3. The data image of claim 1, wherein the third information element is a 16-bit unsigned integer and the fourth information element is a 32-bit unsigned integer.

4. The data image of claim 1, wherein at least one entry of the section information further includes an extra information element.

5. The data image of claim 4, wherein the extra information element indicates a coding of the respective section.

6. The data image of claim 1, wherein the data image includes a plurality of sections.

7. The data image of claim 6, wherein the sections are arranged in a sequence after the header and the section information.

8. The data image of claim 7, wherein the sections are arranged in an order determined by their respective load addresses.

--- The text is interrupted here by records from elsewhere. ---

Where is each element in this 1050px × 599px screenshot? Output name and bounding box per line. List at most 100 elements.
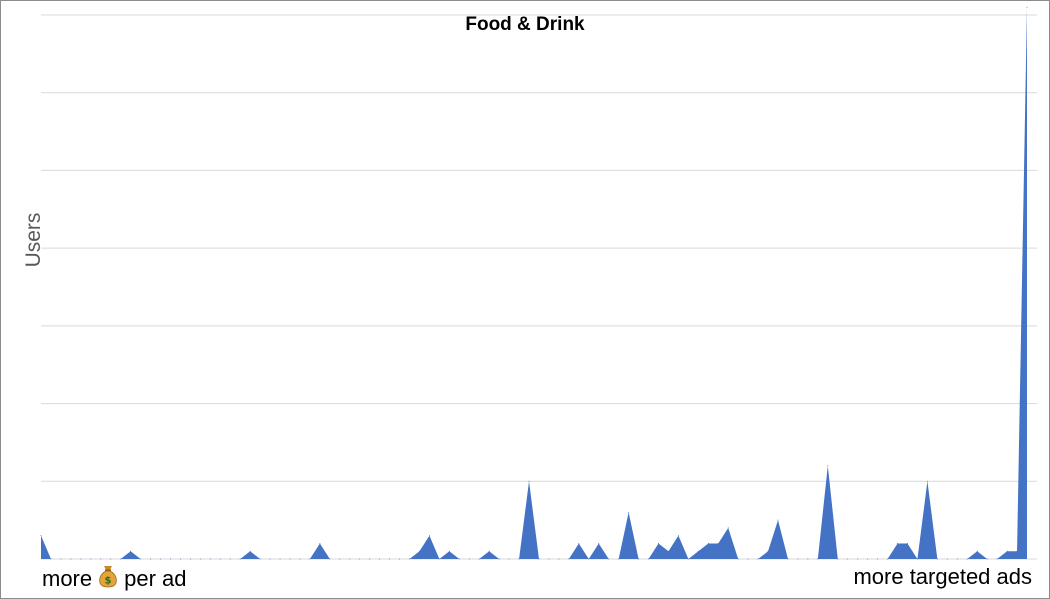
data-point <box>458 558 460 560</box>
svg-text:$: $ <box>105 576 112 587</box>
data-point <box>747 558 749 560</box>
data-point <box>887 558 889 560</box>
data-point <box>239 558 241 560</box>
data-point <box>428 535 430 537</box>
data-point <box>438 558 440 560</box>
money-bag-icon: $ <box>98 564 118 594</box>
data-point <box>677 535 679 537</box>
data-point <box>538 558 540 560</box>
data-point <box>1016 550 1018 552</box>
x-axis-left-label-suffix: per ad <box>124 566 187 591</box>
x-axis-left-label-text: more <box>42 566 93 591</box>
data-point <box>90 558 92 560</box>
data-point <box>807 558 809 560</box>
data-point <box>628 511 630 513</box>
data-point <box>877 558 879 560</box>
data-point <box>319 542 321 544</box>
data-point <box>857 558 859 560</box>
data-point <box>80 558 82 560</box>
data-point <box>657 542 659 544</box>
data-point <box>399 558 401 560</box>
data-point <box>548 558 550 560</box>
data-point <box>349 558 351 560</box>
data-point <box>369 558 371 560</box>
data-point <box>897 542 899 544</box>
data-point <box>737 558 739 560</box>
data-point <box>249 550 251 552</box>
data-point <box>648 558 650 560</box>
data-point <box>956 558 958 560</box>
data-point <box>727 527 729 529</box>
data-point <box>359 558 361 560</box>
data-point <box>697 550 699 552</box>
data-point <box>150 558 152 560</box>
data-point <box>797 558 799 560</box>
data-point <box>488 550 490 552</box>
data-point <box>1026 6 1028 8</box>
data-point <box>110 558 112 560</box>
x-axis-right-label: more targeted ads <box>853 564 1032 589</box>
data-point <box>618 558 620 560</box>
data-point <box>50 558 52 560</box>
data-point <box>498 558 500 560</box>
data-point <box>209 558 211 560</box>
data-point <box>946 558 948 560</box>
data-point <box>588 558 590 560</box>
data-point <box>100 558 102 560</box>
data-point <box>867 558 869 560</box>
gridlines <box>41 14 1037 560</box>
data-point <box>418 550 420 552</box>
data-point <box>558 558 560 560</box>
data-point <box>916 558 918 560</box>
data-point <box>847 558 849 560</box>
data-point <box>936 558 938 560</box>
data-point <box>339 558 341 560</box>
data-point <box>179 558 181 560</box>
data-point <box>478 558 480 560</box>
data-point <box>140 558 142 560</box>
data-point <box>767 550 769 552</box>
x-axis-left-label: more $ per ad <box>42 564 187 594</box>
series-area-fill <box>41 7 1027 559</box>
data-point <box>777 519 779 521</box>
data-point <box>229 558 231 560</box>
data-point <box>528 480 530 482</box>
data-point <box>827 465 829 467</box>
data-point <box>578 542 580 544</box>
data-point <box>279 558 281 560</box>
data-point <box>608 558 610 560</box>
data-point <box>976 550 978 552</box>
data-point <box>966 558 968 560</box>
data-point <box>568 558 570 560</box>
data-point <box>259 558 261 560</box>
data-point <box>189 558 191 560</box>
chart-title: Food & Drink <box>465 14 585 35</box>
series-area <box>40 6 1028 560</box>
data-point <box>269 558 271 560</box>
data-point <box>60 558 62 560</box>
data-point <box>817 558 819 560</box>
data-point <box>468 558 470 560</box>
data-point <box>309 558 311 560</box>
data-point <box>598 542 600 544</box>
data-point <box>299 558 301 560</box>
data-point <box>409 558 411 560</box>
data-point <box>130 550 132 552</box>
data-point <box>40 535 42 537</box>
data-point <box>219 558 221 560</box>
data-point <box>120 558 122 560</box>
data-point <box>329 558 331 560</box>
data-point <box>996 558 998 560</box>
data-point <box>926 480 928 482</box>
data-point <box>757 558 759 560</box>
data-point <box>687 558 689 560</box>
data-point <box>289 558 291 560</box>
data-point <box>389 558 391 560</box>
data-point <box>638 558 640 560</box>
data-point <box>667 550 669 552</box>
data-point <box>717 542 719 544</box>
data-point <box>70 558 72 560</box>
data-point <box>787 558 789 560</box>
data-point <box>986 558 988 560</box>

9. The data image of claim 6, wherein the data of at least one section is encrypted.

10. The data image of claim 9, wherein the entry for the at least one section further includes an extra information element that describes the encryption.

11. A computer-readable medium containing a data image for loading into a memory in a processor system, wherein the data image is arranged in a format that includes:

at least one section;

a header, wherein the header contains a first information element that indicates a total size of the at least one section and a second information element that indicates a number of the sections; and

section information, including a respective entry for each section, each entry including a third information element that indicates a length of the respective section and a fourth information element that indicates a load address of the respective section;

wherein the at least one section includes data that is encoded independently of the header, section information, and other sections; and the header and the section information is arranged in the image such that the header and section information are readable before the at least one section.

12. The computer readable medium of claim 11, wherein the data image is arranged in a format in which the first information element indicates the total size in bytes and is a 32-bit unsigned integer, and the second information element is a 16-bit unsigned integer.

13. The computer readable medium of claim 11, wherein the data image is arranged in a format in which the third information element is a 16-bit unsigned integer and the fourth information element is a 32-bit unsigned integer.

14. The computer readable medium of claim 11, wherein the data image is arranged in a format in which at least one entry of the section information further includes an extra information element.

15. The computer readable medium of claim 11, wherein the data image includes a plurality of sections.

16. The computer readable medium of claim 15, wherein the sections are arranged in a sequence after the header and the section information.

17. The computer readable medium of claim 16, wherein the sections are arranged in an order determined by their respective load addresses.

18. The computer readable medium of claim 15, wherein the data of at least one section is encrypted.

19. A method of converting a binary image into a converted image having a format, comprising the steps of:

identifying at least one section in the binary image;

coding each identified section according to a respective coding scheme;

forming a header that indicates a total size of the at least one section and a number of the sections;

forming section information having information about respective lengths, coding schemes, and load addresses of the identified sections; and

arranging the header, section information, and identified sections in the converted image, wherein the header and section information are arranged such that they are readable in the converted image before the sections, and the sections are arranged according to the section information.

20. The method of claim 19, wherein the binary image includes a plurality of sections, and the sections are arranged in the converted image in a sequence after the header and the section information.

21. The method of claim 20, wherein the sections are arranged in an order determined by their respective load addresses.

22. The method of claim 19, wherein coding an identified section includes encrypting the identified section.

23. The method of claim 22, wherein information about the encrypted section in the section information further includes an information element that describes the encryption.